2.) Part of this talking past each other (Attractionals talking past Missionals) has to do with the assumptions that underlie Reformed versus Anabaptist (as well as Pragmatist) missional theorists and practitioners. On my comment (in my last blog post) to prof. Keller, I hinted that I thought some of the talking past each other (in this missional/attractional debate) was due to some assumptions that lie deeply embedded in the Reformed leanings that back some missional thinkers (I’d put in this camp Keller, Driscoll and my buddy Stetzer – depite his denials) and the assumptions that lie embedded in my own and others’ Anabaptist (postmodern cultural) leanings. I want to explore that in another upcoming post. Ironically Andy Rowell has mapped 60 theologians on the spectrum of high church-low church. I think he’s ranked me wrong. For in terms of strong ecclesiology I, like the theologian who has most influenced me (Hauerwas), find myself committed to a very Mennonite communal ecclesiology along with a very high church (Catholic) view of liturgical formation. Having said that, I’d like to see Andy rank the missional thinkers along the Catholic – Reformed – Anabaptist theological spectrum. I’m going to address this in a future post.

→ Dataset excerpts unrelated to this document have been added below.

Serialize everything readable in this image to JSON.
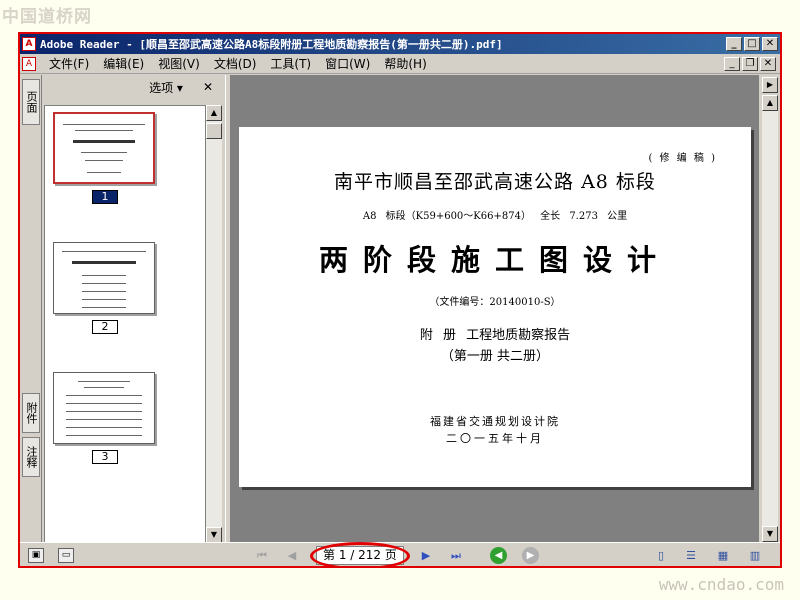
{
  "watermark": {
    "top": "中国道桥网",
    "bottom": "www.cndao.com"
  },
  "window": {
    "title": "Adobe Reader - [顺昌至邵武高速公路A8标段附册工程地质勘察报告(第一册共二册).pdf]",
    "app_icon_glyph": "A"
  },
  "menubar": {
    "items": [
      "文件(F)",
      "编辑(E)",
      "视图(V)",
      "文档(D)",
      "工具(T)",
      "窗口(W)",
      "帮助(H)"
    ]
  },
  "side_tabs": [
    "页面",
    "附件",
    "注释"
  ],
  "panel": {
    "options_label": "选项 ▾",
    "close_label": "✕",
    "thumbnail_labels": [
      "1",
      "2",
      "3"
    ],
    "selected_thumbnail": 1
  },
  "document": {
    "edition": "( 修 编 稿 )",
    "title": "南平市顺昌至邵武高速公路 A8 标段",
    "section": "A8 标段（K59+600～K66+874）   全长 7.273 公里",
    "design_title": "两阶段施工图设计",
    "file_no": "（文件编号：20140010-S）",
    "annex": "附    册      工程地质勘察报告",
    "volume": "（第一册 共二册）",
    "organization": "福建省交通规划设计院",
    "date": "二〇一五年十月"
  },
  "statusbar": {
    "page_indicator": "第 1 / 212 页",
    "first_page_glyph": "⏮",
    "prev_page_glyph": "◀",
    "next_page_glyph": "▶",
    "last_page_glyph": "⏭",
    "back_glyph": "◀",
    "forward_glyph": "▶",
    "highlight_color": "#e00000"
  },
  "colors": {
    "title_bar": "#0a246a",
    "frame_border": "#e00000",
    "viewer_bg": "#808080"
  }
}
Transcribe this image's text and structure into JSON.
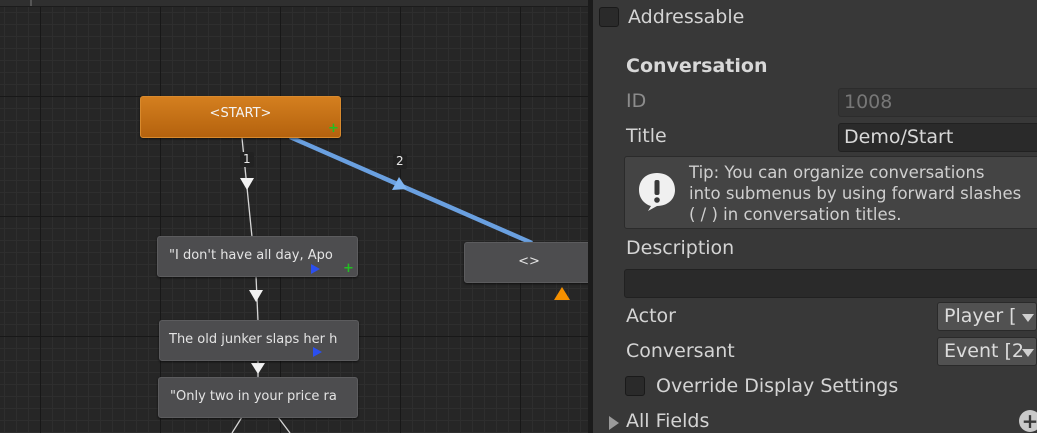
{
  "graph": {
    "nodes": {
      "start": {
        "label": "<START>"
      },
      "node1": {
        "label": "\"I don't have all day, Apo"
      },
      "node2": {
        "label": "The old junker slaps her h"
      },
      "node3": {
        "label": "\"Only two in your price ra"
      },
      "node4": {
        "label": "<>"
      }
    },
    "links": {
      "link1": "1",
      "link2": "2"
    },
    "colors": {
      "start_node": "#c87019",
      "highlight_link": "#6aa0e0",
      "output_plus": "#22c022",
      "entry_arrow": "#2b4ff0",
      "warning_arrow": "#f59000"
    }
  },
  "inspector": {
    "addressable": {
      "label": "Addressable",
      "checked": false
    },
    "conversation_header": "Conversation",
    "id": {
      "label": "ID",
      "value": "1008"
    },
    "title": {
      "label": "Title",
      "value": "Demo/Start"
    },
    "tip": {
      "line1": "Tip: You can organize conversations",
      "line2": "into submenus by using forward slashes",
      "line3": "( / ) in conversation titles."
    },
    "description": {
      "label": "Description",
      "value": ""
    },
    "actor": {
      "label": "Actor",
      "value": "Player ["
    },
    "conversant": {
      "label": "Conversant",
      "value": "Event [2"
    },
    "override": {
      "label": "Override Display Settings",
      "checked": false
    },
    "all_fields": {
      "label": "All Fields"
    }
  }
}
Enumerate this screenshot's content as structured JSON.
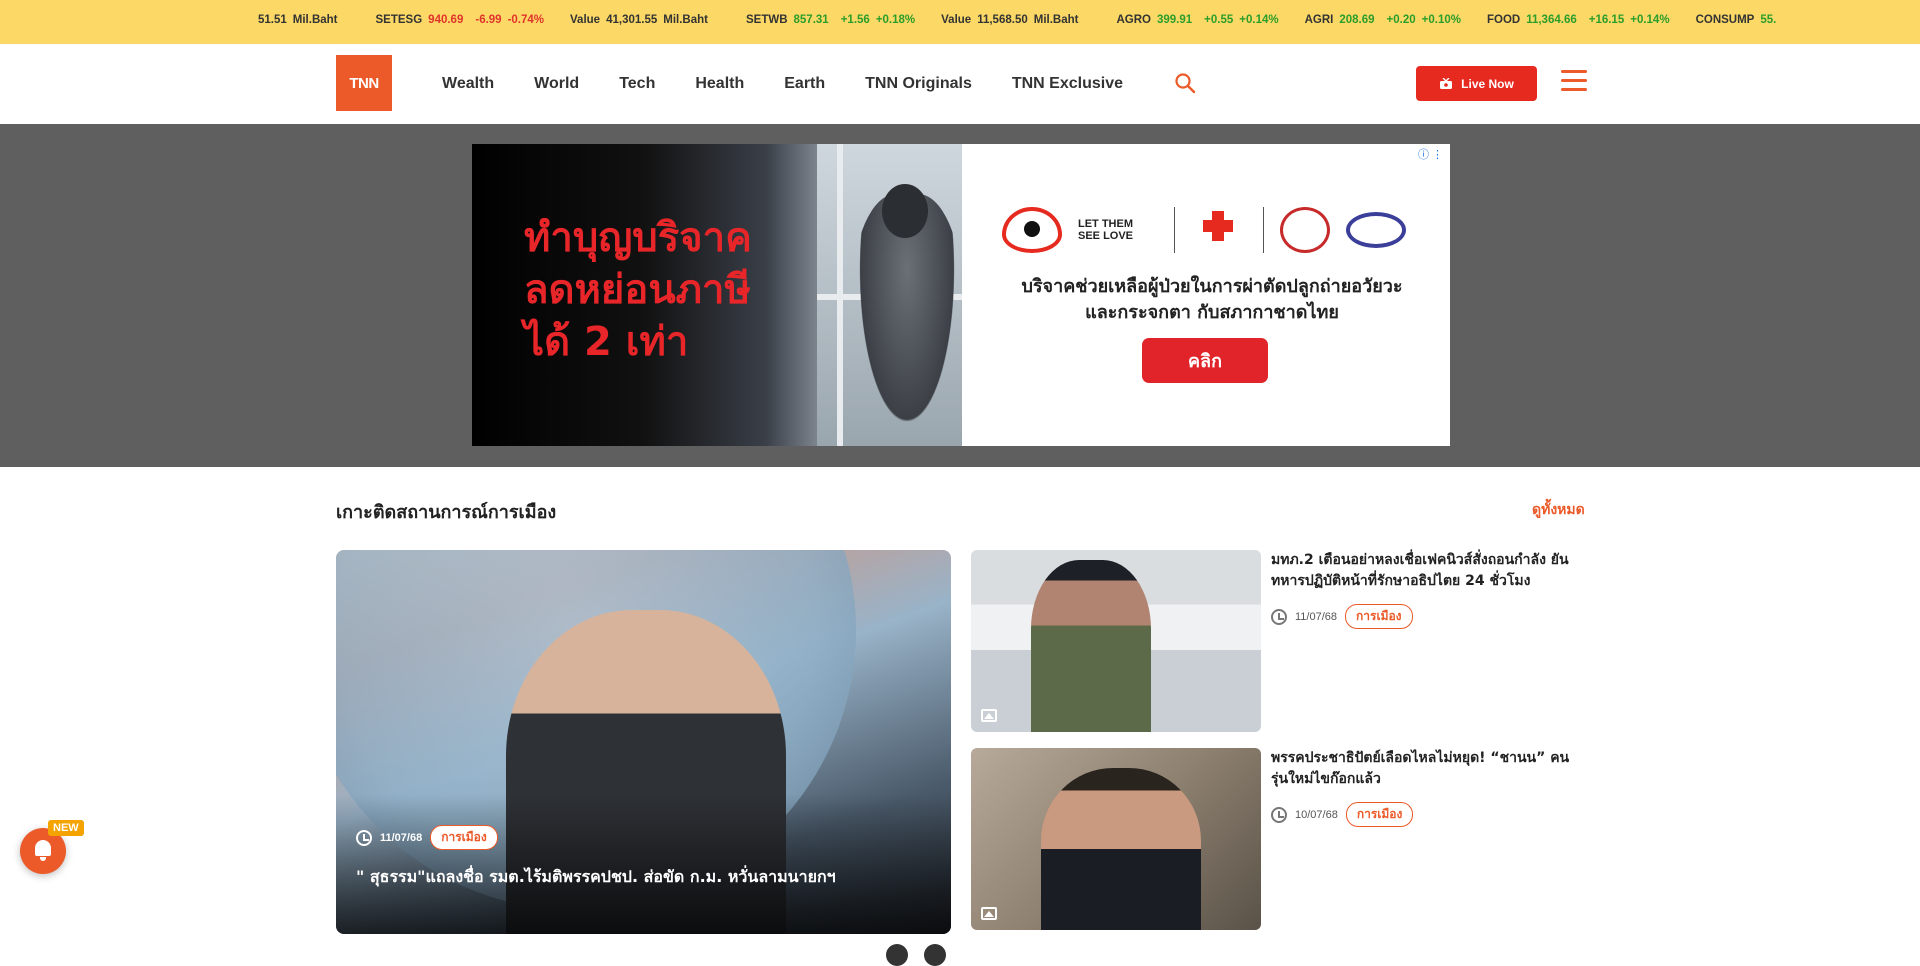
{
  "ticker": [
    {
      "label": "",
      "value": "51.51",
      "unit": "Mil.Baht",
      "change": "",
      "pct": "",
      "dir": "neu"
    },
    {
      "label": "SETESG",
      "value": "940.69",
      "unit": "",
      "change": "-6.99",
      "pct": "-0.74%",
      "dir": "neg"
    },
    {
      "label": "Value",
      "value": "41,301.55",
      "unit": "Mil.Baht",
      "change": "",
      "pct": "",
      "dir": "neu"
    },
    {
      "label": "SETWB",
      "value": "857.31",
      "unit": "",
      "change": "+1.56",
      "pct": "+0.18%",
      "dir": "pos"
    },
    {
      "label": "Value",
      "value": "11,568.50",
      "unit": "Mil.Baht",
      "change": "",
      "pct": "",
      "dir": "neu"
    },
    {
      "label": "AGRO",
      "value": "399.91",
      "unit": "",
      "change": "+0.55",
      "pct": "+0.14%",
      "dir": "pos"
    },
    {
      "label": "AGRI",
      "value": "208.69",
      "unit": "",
      "change": "+0.20",
      "pct": "+0.10%",
      "dir": "pos"
    },
    {
      "label": "FOOD",
      "value": "11,364.66",
      "unit": "",
      "change": "+16.15",
      "pct": "+0.14%",
      "dir": "pos"
    },
    {
      "label": "CONSUMP",
      "value": "55.",
      "unit": "",
      "change": "",
      "pct": "",
      "dir": "pos"
    }
  ],
  "header": {
    "logo": "TNN",
    "nav": [
      "Wealth",
      "World",
      "Tech",
      "Health",
      "Earth",
      "TNN Originals",
      "TNN Exclusive"
    ],
    "live_label": "Live Now"
  },
  "ad": {
    "headline": [
      "ทำบุญบริจาค",
      "ลดหย่อนภาษี",
      "ได้ 2 เท่า"
    ],
    "logo_text": "LET THEM SEE LOVE",
    "desc": [
      "บริจาคช่วยเหลือผู้ป่วยในการผ่าตัดปลูกถ่ายอวัยวะ",
      "และกระจกตา กับสภากาชาดไทย"
    ],
    "cta": "คลิก",
    "info": "ⓘ ⋮"
  },
  "section": {
    "title": "เกาะติดสถานการณ์การเมือง",
    "see_all": "ดูทั้งหมด"
  },
  "main_story": {
    "date": "11/07/68",
    "tag": "การเมือง",
    "title": "\" สุธรรม\"แถลงชื่อ รมต.ไร้มติพรรคปชป. ส่อขัด ก.ม. หวั่นลามนายกฯ"
  },
  "side_stories": [
    {
      "title": "มทภ.2 เตือนอย่าหลงเชื่อเฟคนิวส์สั่งถอนกำลัง ยันทหารปฏิบัติหน้าที่รักษาอธิปไตย 24 ชั่วโมง",
      "date": "11/07/68",
      "tag": "การเมือง"
    },
    {
      "title": "พรรคประชาธิปัตย์เลือดไหลไม่หยุด! “ชานน” คนรุ่นใหม่ไขก๊อกแล้ว",
      "date": "10/07/68",
      "tag": "การเมือง"
    }
  ],
  "float": {
    "badge": "NEW"
  },
  "colors": {
    "accent": "#eb5a28",
    "ticker_bg": "#fcd966",
    "live": "#e62a1f",
    "neg": "#e0332c",
    "pos": "#2a9d2a"
  }
}
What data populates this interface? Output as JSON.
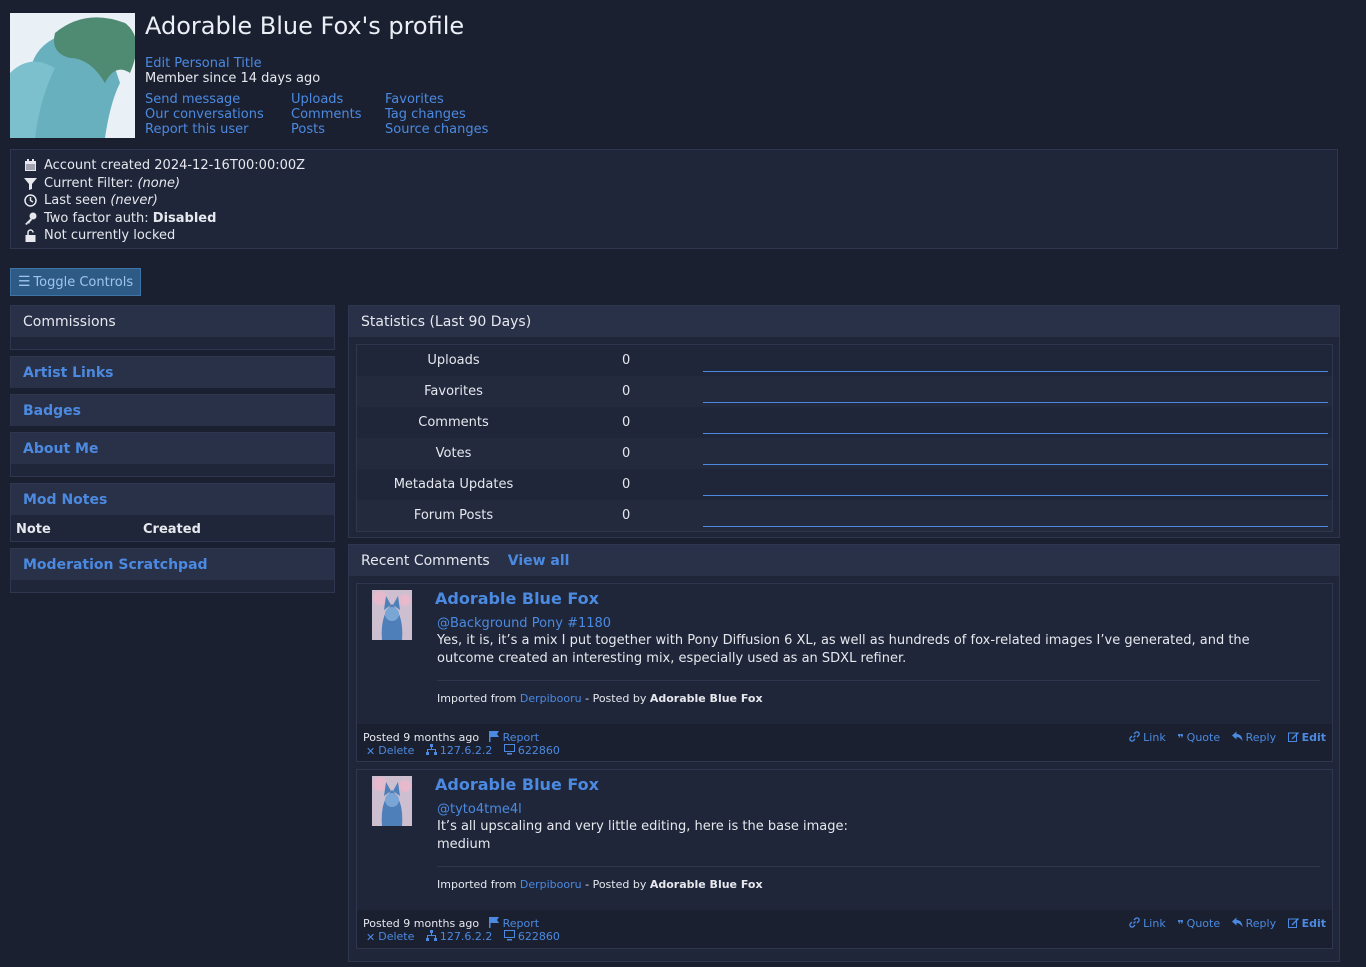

3.) In the end the attractional apologists must still answer the consumerist question! Bill Kinnon’s post today is a highlight. In response to Redeemer Pres. NYC pastor Tim Keller’s comment in my last post, the irrepressible Bill Kinnon says some things that must be responded to directly. It’s got to be one of the highlights of this entire blogalogue on missional versus attractional. I urge Dr Keller, Dr McKnight, Rev Kimball, and other missional thinkers to respond to Bill. I urge a response that does not by pass the issues he presents regarding consumerism. Yes it’s a tired critique. But answers like “no one can avoid being a consumer,” or “people are coming to Christ in these churches” or “different models work for different contexts” simply don’t cut it when a guy like Bill Kinnon speaks so forthrightly.I hope everyone else has learned as much as I have from this dialogue. What do you think about these proposals? Agree? Disagree?